During the first stages of the exodus of laborers from Mumbai, I heard some men tell journalists they never wanted to return to this city that had treated them so harshly. Yet many of them did. In the village, Gagan told me, there was no virus. Nobody there bothered with masks — it was only on the train journey back to Mumbai that he had bought one. But he had to come back to Mumbai, he added, because in the village, there was also no work.
Over the months of India’s harsh lockdown and the gradual lifting of restrictions that has followed, the phantom presence of the virus has shown who the city keeps out and who it lets in. It has shown, in fact, who the city is built for. Walking in the evenings, I see cafes, salons and restaurants lit up and buzzing with customers. The public park shuts at 7 p.m., when most people get off work.

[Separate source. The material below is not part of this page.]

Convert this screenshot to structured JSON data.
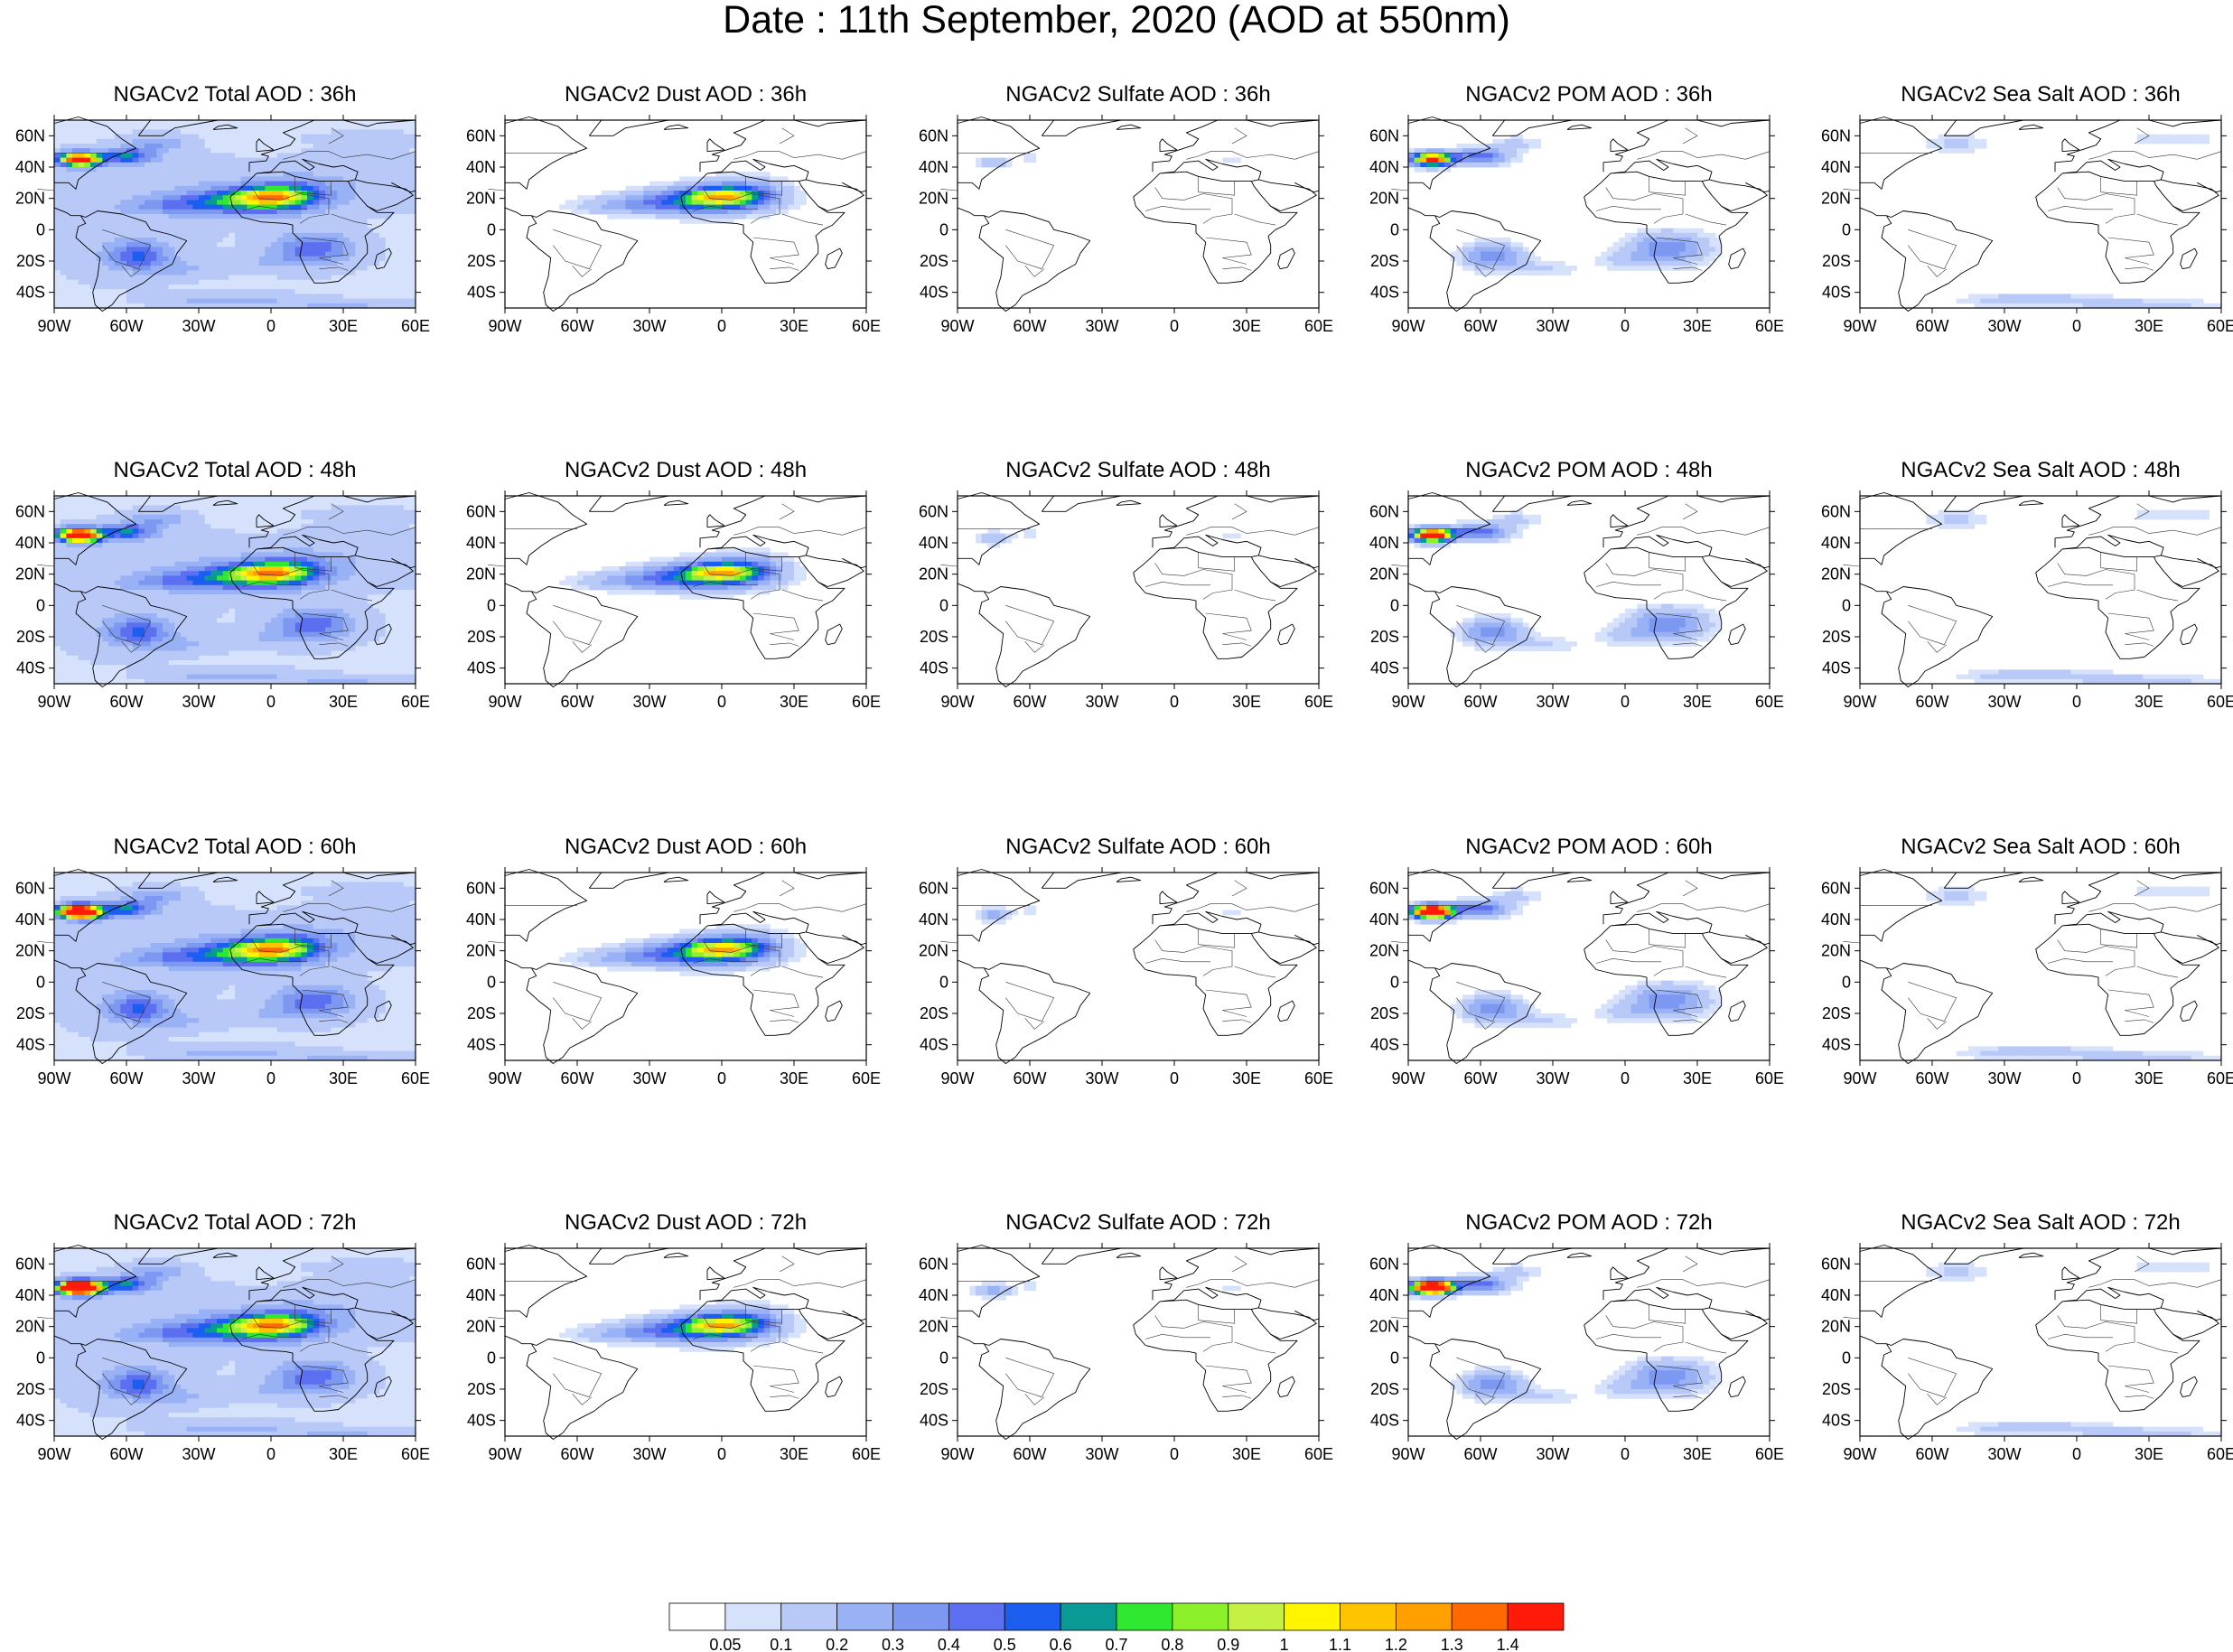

On the glass fronts of shops I see posters advertising for delivery boys. Outside malls and eateries, I see men on scooters and bicycles waiting to pick up orders for food delivery apps. The quieter bylanes are crowded with young people perched on cars and scooters, talking, laughing, and fighting. A friend tells me that people are “just done with the virus.” And it seems that they are, either out of privilege or necessity.
The virus has also shown how malleable the ways of our world are; how in fact what seems entrenched can be changed. In the past too, urban living has transformed in response to pandemics. It is possible to see this as a moment of reevaluation for many relationships: schools and families, women and work, cities and their residents. How we treat our urban spaces and how they treat us. But for now, COVID-19 seems to have dovetailed for Mumbai residents into yet another inconvenience in an already difficult city.
As 2020 drew to an end, the feeling of living in a limbo seemed to heighten: a vaccine for the virus was in sight, but out of reach for many people. I read of other parts of the world locking down yet again, facing a winter with varying levels of restrictions. In Mumbai, New Year’s Eve came with a night curfew, and celebrations were subdued. Early in January, India’s regulatory authority for pharmaceuticals approved two vaccines for emergency use. The scale of the immunization effort that lies ahead is massive: a plan to inoculate a priority list of 300 million people by summer.
Early in December, I decided to make a long overdue journey to the upmarket suburb of Bandra for a doctor’s appointment. Afterwards, I took a walk to the nearby promenade, enjoying the breeze and the view of the shimmering sea, glimpsed at this proximity for the first time in months. I had read that even this vista was to change, with the construction of the Mumbai Coastal Road. The highway, that will extend the city’s choked streets onto its western coastline, will also transform the city’s seafront and its public spaces.
On the promenade, I saw a police car slowly driving past the waterfront. Lovers sat on benches, stealing a few moments together in a city where space and privacy are at a premium. A construction worker ate his lunch in the shade of a palm tree, opposite luxury mansions worth millions of dollars. Across the road were shuttered restaurants promising home deliveries, and a cafe buzzing with customers. I walked towards a small knot of people, and found myself anticipating the sway of their bodies; all of us moving to create space for the others, in a familiar Mumbai choreography.